We had a lot of activity on the blog yesterday after I posted a few lines about Ron Gidwitz’s new TV ad. I figured it might be a good QOTD.
Here’s a roundup of the coverage with the question below.
· The Sun-Times proclaims “Gidwitz gives Topinka a venomous Valentine.”
“Judy Baar Topinka supports bigger government,” the narrator says in the 30-second spot. “More spending. More taxes. More debt.”
Topinka immediately fired off an angry letter to Gidwitz demanding he stop airing the commercials, calling them “reprehensible,” “dishonest” and “blatantly false.”
“He is misguided or he doesn’t understand or he is making a very grievous mistake,” Topinka told the Sun-Times.
Gidwitz campaign manager Joe Calomino said they have no plans to pull the commercial.
“The facts are the facts, and she’s wrong,” Calomino said.
There are facts and then there are political facts.
· “Gidwitz ad rips into Topinka’s record” writes the Daily Herald.
Gidwitz’s 30-second ad claims Topinka doubled spending in the treasurer’s office, sponsored a sales tax increase while a state senator and backed billions in new debt.

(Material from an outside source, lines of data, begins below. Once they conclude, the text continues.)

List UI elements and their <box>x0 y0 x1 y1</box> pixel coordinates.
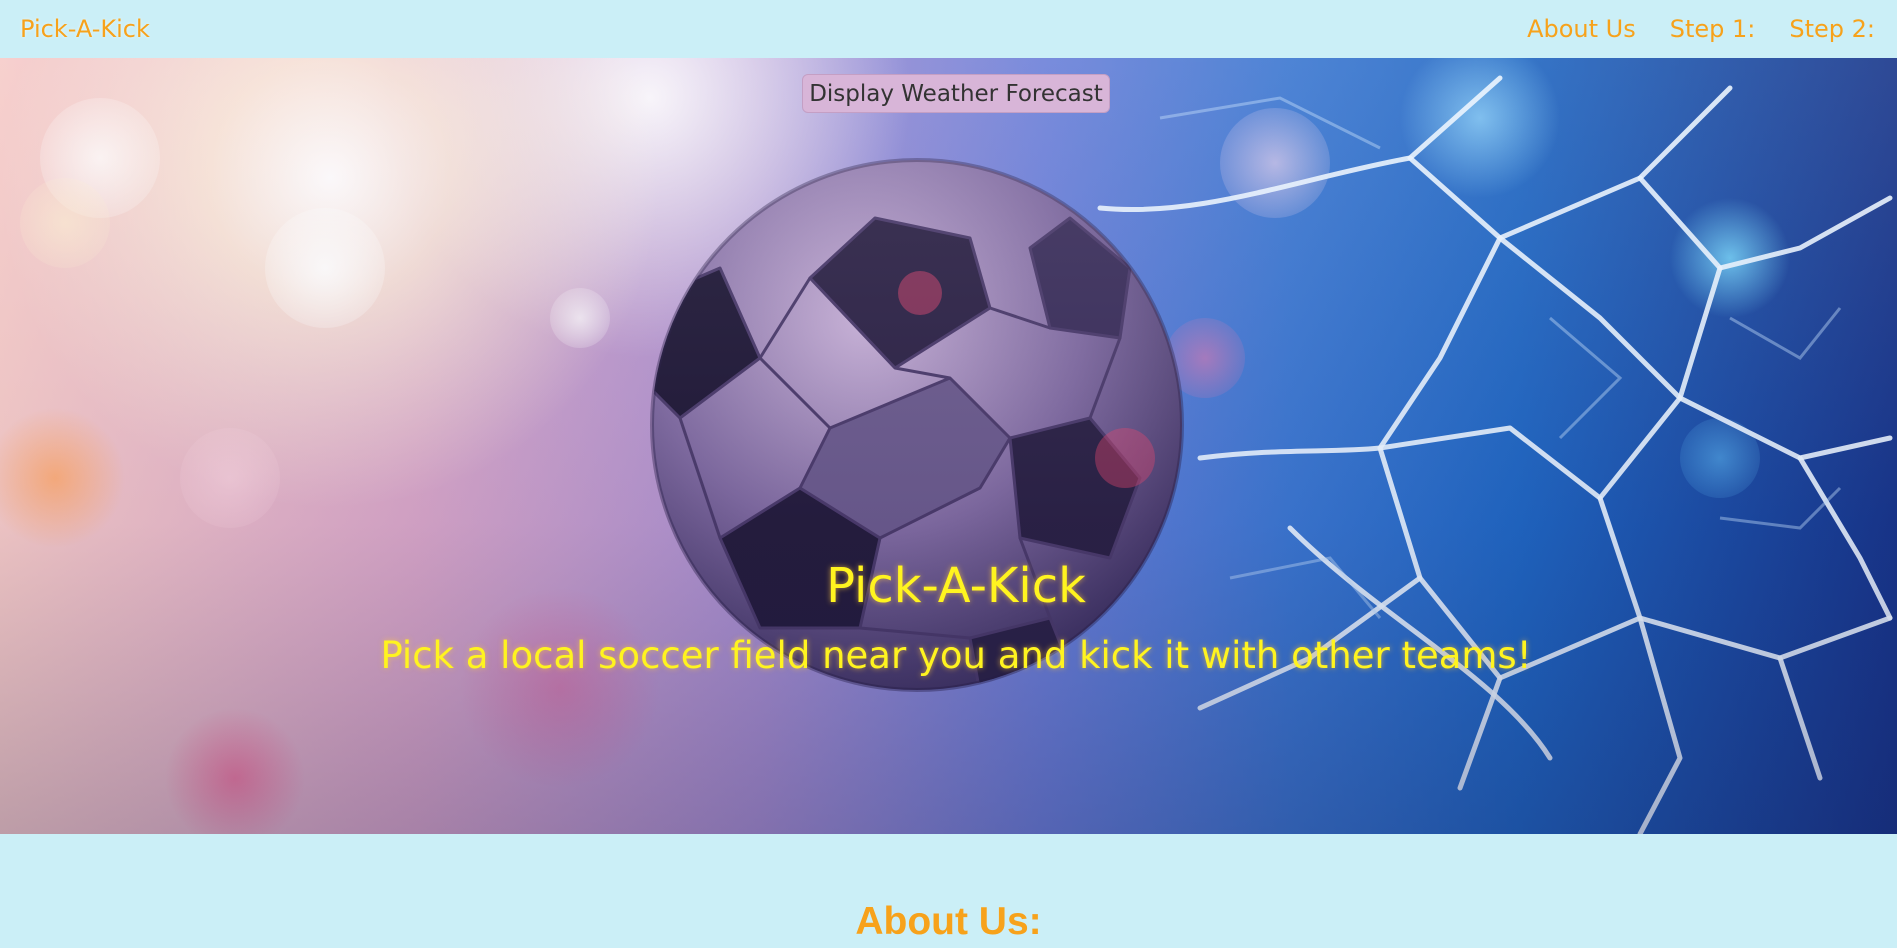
bokeh-light <box>550 288 610 348</box>
navbar: Pick-A-Kick About Us Step 1: Step 2: <box>0 0 1897 58</box>
nav-link-about-us[interactable]: About Us <box>1527 15 1636 43</box>
bokeh-light <box>180 428 280 528</box>
hero-subtitle: Pick a local soccer field near you and k… <box>380 634 1532 677</box>
nav-link-step-2[interactable]: Step 2: <box>1789 15 1875 43</box>
weather-forecast-button[interactable]: Display Weather Forecast <box>802 74 1110 113</box>
hero-title: Pick-A-Kick <box>826 558 1086 614</box>
bokeh-light <box>20 178 110 268</box>
nav-links: About Us Step 1: Step 2: <box>1527 15 1875 43</box>
goal-net-icon <box>1097 75 1893 834</box>
brand-link[interactable]: Pick-A-Kick <box>20 15 150 43</box>
bokeh-light <box>40 98 160 218</box>
bokeh-light <box>265 208 385 328</box>
hero-banner: Display Weather Forecast Pick-A-Kick Pic… <box>0 58 1897 834</box>
about-us-heading: About Us: <box>855 900 1042 943</box>
nav-link-step-1[interactable]: Step 1: <box>1670 15 1756 43</box>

“Topinka. More of the same when it’s time for a change,†a male announcer’s voice says.
Topinka, who is the front-runner in polls while Gidwitz is running third, said her office has assumed more responsibilities than her predecessor, including the state’s lost-property program. Spending on regular operations has increased from just over $6 million to just under $8 million in her 11 years in office, aides said — far less than the double the ad claims.
“It’s dishonest. If he wants to hit me on something, hit me on something that exists. That is fair,†said Topinka, who started airing her own biographical TV spot Tuesday.
And the Tribune writes:
The ad, called “More,” suggests that Topinka would continue the kind of state government Democratic Gov. Rod Blagojevich has led.
The ad’s first claim is that Topinka “doubled spending” on her office.
While the number of people in the treasurer’s office has increased during Topinka’s tenure, so have the functions assigned to it in recent years.
Personnel records from the treasurer’s office show that 185 people work for Topinka, compared with 141 in 1995 when she took office.
Her campaign said the additional employees were from other state departments that had duties moved into the treasurer’s office. When compared directly, campaign aides contend she has actually reduced staff.
The question is, what do you think of all this? Will the ad backfire? Will it work?